UK fee disclosure shows bankers rule the M&A roost

January 23, 2012

By Quentin Webb

The author is a Reuters Breakingviews columnist. The opinions expressed are his own.

When it comes to carving up M&A fees, bankers rule. That’s the revelation from new UK rules that force buyers of listed companies to disclose how much they pay their armies of advisers. It’s too early to judge whether the new regime, probably the world’s most transparent, will force down takeover fees. But the initial data provides hard evidence of just how much banks benefit.

Since the rules changed in September 2011, there have been only a handful of sizeable takeovers. In the case of Colfax’s takeover of engineering group Charter in October, and Theo Mueller’s recent purchase of dairy firm Robert Wiseman, bankers out-billed lawyers by a factor of seven or eight.

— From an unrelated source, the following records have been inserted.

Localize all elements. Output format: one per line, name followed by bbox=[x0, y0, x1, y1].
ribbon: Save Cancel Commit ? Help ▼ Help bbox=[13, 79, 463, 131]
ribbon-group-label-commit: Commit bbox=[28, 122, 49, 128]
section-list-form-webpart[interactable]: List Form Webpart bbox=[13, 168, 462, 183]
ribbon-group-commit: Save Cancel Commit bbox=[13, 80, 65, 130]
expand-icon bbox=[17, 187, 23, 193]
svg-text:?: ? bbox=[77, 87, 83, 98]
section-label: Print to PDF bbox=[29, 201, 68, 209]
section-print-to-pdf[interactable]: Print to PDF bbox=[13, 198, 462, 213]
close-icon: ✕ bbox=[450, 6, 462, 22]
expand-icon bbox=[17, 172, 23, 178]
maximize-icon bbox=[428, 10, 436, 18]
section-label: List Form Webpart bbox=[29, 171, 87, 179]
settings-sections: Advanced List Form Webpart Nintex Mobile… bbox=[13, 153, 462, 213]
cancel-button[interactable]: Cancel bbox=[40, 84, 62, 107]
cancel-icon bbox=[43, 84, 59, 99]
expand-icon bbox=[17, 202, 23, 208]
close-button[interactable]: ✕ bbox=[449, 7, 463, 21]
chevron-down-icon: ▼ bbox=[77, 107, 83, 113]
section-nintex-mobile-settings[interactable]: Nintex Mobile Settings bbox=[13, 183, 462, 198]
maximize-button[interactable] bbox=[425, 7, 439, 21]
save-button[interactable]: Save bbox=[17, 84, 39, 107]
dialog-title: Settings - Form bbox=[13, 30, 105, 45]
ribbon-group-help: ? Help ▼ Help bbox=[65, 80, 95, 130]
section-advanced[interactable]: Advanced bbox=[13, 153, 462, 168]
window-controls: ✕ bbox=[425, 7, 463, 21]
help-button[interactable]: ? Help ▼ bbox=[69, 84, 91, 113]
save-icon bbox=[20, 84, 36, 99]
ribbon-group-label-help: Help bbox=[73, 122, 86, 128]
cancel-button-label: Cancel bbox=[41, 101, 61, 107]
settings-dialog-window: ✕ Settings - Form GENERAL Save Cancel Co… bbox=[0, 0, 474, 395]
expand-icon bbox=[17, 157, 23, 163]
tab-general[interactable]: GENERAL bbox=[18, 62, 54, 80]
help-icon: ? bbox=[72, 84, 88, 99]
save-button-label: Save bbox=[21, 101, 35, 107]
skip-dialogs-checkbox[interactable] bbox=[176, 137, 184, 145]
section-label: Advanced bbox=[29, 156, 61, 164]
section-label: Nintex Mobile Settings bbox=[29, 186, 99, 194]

Half of the 106.4 million pounds in fees from Colfax-Charter went on financing, and another 35 percent on financial and broking advice. Lawyers took home just 11 percent of the total. In the Mueller-Wiseman deal, where the financing was simpler, 75 percent of the fees were for M&A advice.

True, lawyers did a bit better out of a third deal: Canaccord’s purchase of broker Collins Stewart. Perhaps that reflects knottier legal issues in financial services transactions. But even then, legal fees were just a fifth of the total. In all three deals, other advisers were little more than a rounding error: for example, public relations firms carved out just 1 percent of the total.

It’s not surprising that banks take the lion’s share. In Britain at least, they play a far bigger role in crafting deals than their nearest rivals, the lawyers. Banks also have multiple ways to rack up big bills: they can charge for M&A advice, for liaising with shareholders, and for financing.

Besides, although there can be entrepreneurial exceptions, most law firms still bill by the hour, which means they get paid whether or not a deal goes ahead. As bank payouts are usually tied to success, fees on completed transactions compensate for unpaid work on failed deals.

For companies, scrimping on advisory costs could be a false economy. But with the political and public mood febrile, transparency may shame buyers into driving harder bargains with their advisers. If so, the data leaves little doubt about who has most to lose.